Piccola Posta
Il dramma dell'esodo istriano visto con con gli occhi di chi vive nel 2021
Il film di Mario Bonnard, "La città dolente", sull’abbandono di Pola da parte della popolazione italiana è un documento unico, attraverso il quale interrogarsi su fanatismo e indulgenza. Di oggi e di ieri
Facendo un passo di lato, il 10 febbraio, ho guardato (per la prima volta, colpa mia) “La città dolente”, il film di Mario Bonnard sull’abbandono di Pola da parte della popolazione italiana, che comprendeva in città più di 30 mila persone, dopo che il Trattato di Parigi, febbraio 1947, assegnò l’Istria alla Jugoslavia. Il film fu girato a ridosso dei fatti, uscì alla fine del 1948, e fece in tempo a inserire nel suo racconto anche la persecuzione dei militanti comunisti italiani restati fedeli all’Urss di Stalin quando i comunisti jugoslavi di Tito ruppero con Mosca e vennero espulsi dal Cominform.

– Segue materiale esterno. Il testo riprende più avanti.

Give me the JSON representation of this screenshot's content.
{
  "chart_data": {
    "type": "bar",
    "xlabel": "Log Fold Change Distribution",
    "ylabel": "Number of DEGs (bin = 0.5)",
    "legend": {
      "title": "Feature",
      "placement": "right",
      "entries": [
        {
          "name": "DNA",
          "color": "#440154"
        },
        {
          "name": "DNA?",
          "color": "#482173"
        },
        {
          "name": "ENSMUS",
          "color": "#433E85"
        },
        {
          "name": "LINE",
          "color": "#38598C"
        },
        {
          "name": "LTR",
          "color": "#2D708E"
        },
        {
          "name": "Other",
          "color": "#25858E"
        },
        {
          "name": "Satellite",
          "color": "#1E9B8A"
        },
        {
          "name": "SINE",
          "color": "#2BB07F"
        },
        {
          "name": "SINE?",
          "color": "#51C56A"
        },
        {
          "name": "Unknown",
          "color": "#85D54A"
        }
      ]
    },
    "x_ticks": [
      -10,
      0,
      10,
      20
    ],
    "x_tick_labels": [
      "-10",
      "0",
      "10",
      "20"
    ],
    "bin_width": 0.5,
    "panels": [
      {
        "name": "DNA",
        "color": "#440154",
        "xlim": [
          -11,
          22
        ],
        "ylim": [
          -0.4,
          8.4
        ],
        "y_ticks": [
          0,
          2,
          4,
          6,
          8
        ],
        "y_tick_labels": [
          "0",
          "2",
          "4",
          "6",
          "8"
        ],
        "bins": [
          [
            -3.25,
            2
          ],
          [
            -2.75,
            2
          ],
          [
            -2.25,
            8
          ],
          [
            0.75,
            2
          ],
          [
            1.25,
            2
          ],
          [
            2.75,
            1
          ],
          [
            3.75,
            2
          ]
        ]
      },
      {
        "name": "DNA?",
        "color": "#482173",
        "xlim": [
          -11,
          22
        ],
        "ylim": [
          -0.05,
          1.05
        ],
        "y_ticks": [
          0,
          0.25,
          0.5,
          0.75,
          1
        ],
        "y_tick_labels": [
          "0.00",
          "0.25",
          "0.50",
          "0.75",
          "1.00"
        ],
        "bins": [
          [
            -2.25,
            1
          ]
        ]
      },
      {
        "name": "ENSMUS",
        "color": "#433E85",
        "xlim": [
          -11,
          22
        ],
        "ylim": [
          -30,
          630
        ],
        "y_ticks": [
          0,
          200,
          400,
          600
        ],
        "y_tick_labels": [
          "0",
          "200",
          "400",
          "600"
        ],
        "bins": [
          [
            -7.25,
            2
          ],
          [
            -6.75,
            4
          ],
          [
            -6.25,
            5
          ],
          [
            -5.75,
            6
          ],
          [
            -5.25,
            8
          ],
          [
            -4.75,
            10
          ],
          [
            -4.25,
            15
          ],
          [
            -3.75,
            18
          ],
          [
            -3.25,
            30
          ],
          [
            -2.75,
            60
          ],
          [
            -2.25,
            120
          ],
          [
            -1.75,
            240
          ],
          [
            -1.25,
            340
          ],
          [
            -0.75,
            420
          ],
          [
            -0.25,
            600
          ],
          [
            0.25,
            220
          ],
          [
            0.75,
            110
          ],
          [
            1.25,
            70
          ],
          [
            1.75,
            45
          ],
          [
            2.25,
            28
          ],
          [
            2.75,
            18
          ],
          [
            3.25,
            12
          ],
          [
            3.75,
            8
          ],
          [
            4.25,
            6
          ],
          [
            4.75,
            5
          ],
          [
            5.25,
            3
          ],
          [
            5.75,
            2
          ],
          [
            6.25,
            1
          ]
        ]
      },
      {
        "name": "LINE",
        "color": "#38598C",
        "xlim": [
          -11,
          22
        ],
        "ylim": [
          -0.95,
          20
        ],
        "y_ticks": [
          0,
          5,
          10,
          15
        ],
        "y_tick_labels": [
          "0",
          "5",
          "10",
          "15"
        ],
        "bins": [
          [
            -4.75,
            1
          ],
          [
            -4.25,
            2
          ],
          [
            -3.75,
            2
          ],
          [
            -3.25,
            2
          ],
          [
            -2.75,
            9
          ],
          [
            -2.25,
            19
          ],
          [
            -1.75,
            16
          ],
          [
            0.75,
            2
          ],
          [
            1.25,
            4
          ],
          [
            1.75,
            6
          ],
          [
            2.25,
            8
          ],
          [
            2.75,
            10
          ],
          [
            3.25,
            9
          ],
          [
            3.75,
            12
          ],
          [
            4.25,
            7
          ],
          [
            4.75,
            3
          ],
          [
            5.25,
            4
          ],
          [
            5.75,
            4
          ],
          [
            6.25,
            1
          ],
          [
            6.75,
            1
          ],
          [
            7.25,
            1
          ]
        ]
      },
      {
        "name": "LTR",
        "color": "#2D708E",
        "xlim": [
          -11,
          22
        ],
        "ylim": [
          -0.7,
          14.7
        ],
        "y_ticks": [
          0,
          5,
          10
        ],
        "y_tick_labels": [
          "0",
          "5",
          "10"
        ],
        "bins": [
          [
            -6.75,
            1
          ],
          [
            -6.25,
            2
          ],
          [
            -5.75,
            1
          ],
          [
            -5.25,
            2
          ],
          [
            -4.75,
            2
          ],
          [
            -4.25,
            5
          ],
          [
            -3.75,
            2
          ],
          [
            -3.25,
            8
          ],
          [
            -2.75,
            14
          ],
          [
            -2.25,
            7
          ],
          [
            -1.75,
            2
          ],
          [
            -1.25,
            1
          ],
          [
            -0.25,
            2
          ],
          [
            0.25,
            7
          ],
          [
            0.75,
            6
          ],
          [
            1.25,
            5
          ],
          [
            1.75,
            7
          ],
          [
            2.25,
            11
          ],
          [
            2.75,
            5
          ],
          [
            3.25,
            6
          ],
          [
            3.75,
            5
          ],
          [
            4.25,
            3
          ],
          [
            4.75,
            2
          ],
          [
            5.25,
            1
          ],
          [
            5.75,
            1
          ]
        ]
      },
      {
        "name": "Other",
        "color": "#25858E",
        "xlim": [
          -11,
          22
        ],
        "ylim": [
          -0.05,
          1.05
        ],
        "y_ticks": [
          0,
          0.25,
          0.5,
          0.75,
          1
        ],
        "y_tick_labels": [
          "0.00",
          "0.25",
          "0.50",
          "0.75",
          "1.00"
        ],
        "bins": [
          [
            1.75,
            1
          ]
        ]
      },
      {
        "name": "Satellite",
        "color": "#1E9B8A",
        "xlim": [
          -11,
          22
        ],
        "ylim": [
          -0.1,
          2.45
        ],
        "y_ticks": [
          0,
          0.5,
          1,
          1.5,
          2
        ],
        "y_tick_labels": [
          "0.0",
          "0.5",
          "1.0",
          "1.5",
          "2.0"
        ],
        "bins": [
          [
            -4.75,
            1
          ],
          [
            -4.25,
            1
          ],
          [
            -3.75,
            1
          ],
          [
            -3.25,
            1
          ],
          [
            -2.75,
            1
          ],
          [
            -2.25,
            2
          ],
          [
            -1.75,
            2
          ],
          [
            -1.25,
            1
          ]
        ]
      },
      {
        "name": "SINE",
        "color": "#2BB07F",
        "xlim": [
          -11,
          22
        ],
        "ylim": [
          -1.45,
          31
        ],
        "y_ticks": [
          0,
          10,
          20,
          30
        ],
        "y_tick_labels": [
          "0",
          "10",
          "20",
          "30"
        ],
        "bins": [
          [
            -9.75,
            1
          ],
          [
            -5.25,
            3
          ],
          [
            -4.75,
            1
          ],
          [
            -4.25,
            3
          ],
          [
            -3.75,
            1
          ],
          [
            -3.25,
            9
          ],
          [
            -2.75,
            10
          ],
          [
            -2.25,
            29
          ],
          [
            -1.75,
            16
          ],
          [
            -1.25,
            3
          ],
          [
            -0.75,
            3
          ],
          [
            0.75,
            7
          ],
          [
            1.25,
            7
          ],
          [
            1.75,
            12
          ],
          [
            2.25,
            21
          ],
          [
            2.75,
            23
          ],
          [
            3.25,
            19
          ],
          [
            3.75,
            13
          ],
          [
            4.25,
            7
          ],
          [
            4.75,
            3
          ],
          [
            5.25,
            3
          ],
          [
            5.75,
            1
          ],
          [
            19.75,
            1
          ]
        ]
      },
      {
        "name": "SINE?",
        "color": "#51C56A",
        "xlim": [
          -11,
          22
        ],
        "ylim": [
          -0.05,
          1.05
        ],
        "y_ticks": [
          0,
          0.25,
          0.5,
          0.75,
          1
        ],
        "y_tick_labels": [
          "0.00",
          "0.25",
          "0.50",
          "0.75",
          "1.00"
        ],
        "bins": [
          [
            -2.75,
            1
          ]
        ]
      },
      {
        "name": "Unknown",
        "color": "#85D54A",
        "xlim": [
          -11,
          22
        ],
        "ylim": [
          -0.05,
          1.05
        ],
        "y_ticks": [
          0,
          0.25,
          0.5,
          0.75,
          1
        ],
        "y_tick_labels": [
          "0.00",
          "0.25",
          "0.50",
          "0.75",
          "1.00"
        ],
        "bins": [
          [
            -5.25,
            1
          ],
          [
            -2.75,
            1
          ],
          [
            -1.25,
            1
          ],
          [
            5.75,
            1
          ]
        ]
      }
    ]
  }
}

Il film ha dalla sua molte singolari ragioni di interesse.
La prima, di contenere brani reali dell’esodo girati da operatori di cinegiornali, Enrico Moretti e Gianni Alberto Vitrotti, autori di un documentario su “Pola, una città che muore”. E questi spezzoni, i carri con le masserizie ammucchiate alla meglio, l’imbarco sulla nave “Toscana” che fece più viaggi carica dei profughi, sono intercalati con maestria nelle scene del film, che ha la fotografia di Tonino Delli Colli. Quanto alla sceneggiatura, porta i nomi di Anton Giulio Maiano, Aldo de Benedetti, tornato alla vita civile dalla quale era stato espulso perché ebreo, e Federico Fellini. La trama è dignitosamente fotoromanzesca. Tutti gli italiani partono, non il meccanico Berto (Luigi Tosi), che resta, nonostante abbia una giovane moglie e una bambina di pochi mesi, perché conta di ereditare l’officina in cui lavora e perché si lascia persuadere dall’amico Sergio, convinto che quella dei partigiani jugoslavi sia la parte giusta.
Berto dovrà presto ricredersi e riuscirà a far partire con l’ultima traversata moglie e figlia – accompagnate e protette da un prete trentino, don Felice Odorizzi, che fu davvero popolarissimo protagonista del dramma della comunità italiana. Dopo una notte d’amore con una comandante partigiana jugoslava – l’attrice è Constance Dowling, amata non riamante del Pavese di Verrà la morte e avrà i tuoi occhi – Berto, tetragono alla propaganda dei vincitori, viene internato in un campo di “rieducazione”. Riesce a fuggirne grazie al sacrificio del pentito Sergio. Quando finalmente arriva al mare, in vista della costa italiana, dopo una lunga e terribile peripezia, Berto viene falciato da una raffica di mitra.
Il film è ingenuo, in qualche punto troppo, bello da vedere, ed è un documento unico di un modo di considerare l’esodo istriano dal versante italiano contemporaneo: tutti gli attori della storia sono inchiodati a un loro destino tragico di perseguitati o persecutori, o le due parti a turno, e obbediscono comunque a quel destino, così la comandante partigiana comunista che consegna Berto al lager col cuore spezzato, così il prigioniero italiano che fa la spia contro Sergio per prenderne il posto di kapò e trasale quando lui viene fucilato. Nonostante ciò, il film fu visto pochissimo, non riscosse alcun interesse (e Bonnard era un regista di cassetta) e sparì dalla distribuzione, salvo venir recuperato e restaurato nel 2007 e presentato a Venezia, nella sezione che si chiamava, fatidicamente, “Questi fantasmi”. (Vedo che c’è un libro dedicato al film del critico Alessandro Cuk, uscito l’anno scorso, La città dolente. Il cinema del confine orientale, e lo leggerò).
Di tutti i pensieri che la visione così ritardata ispira, uno è specialmente inquietante: che allora, nel 1949, dovette sembrare, a un fanatismo ordinario, troppo patriottico e indulgente con il passato prossimo fascista, e oggi, nel 2021, probabilmente sembra, a un opposto fanatismo ancora più ordinario, troppo indulgente con la spietatezza comunista.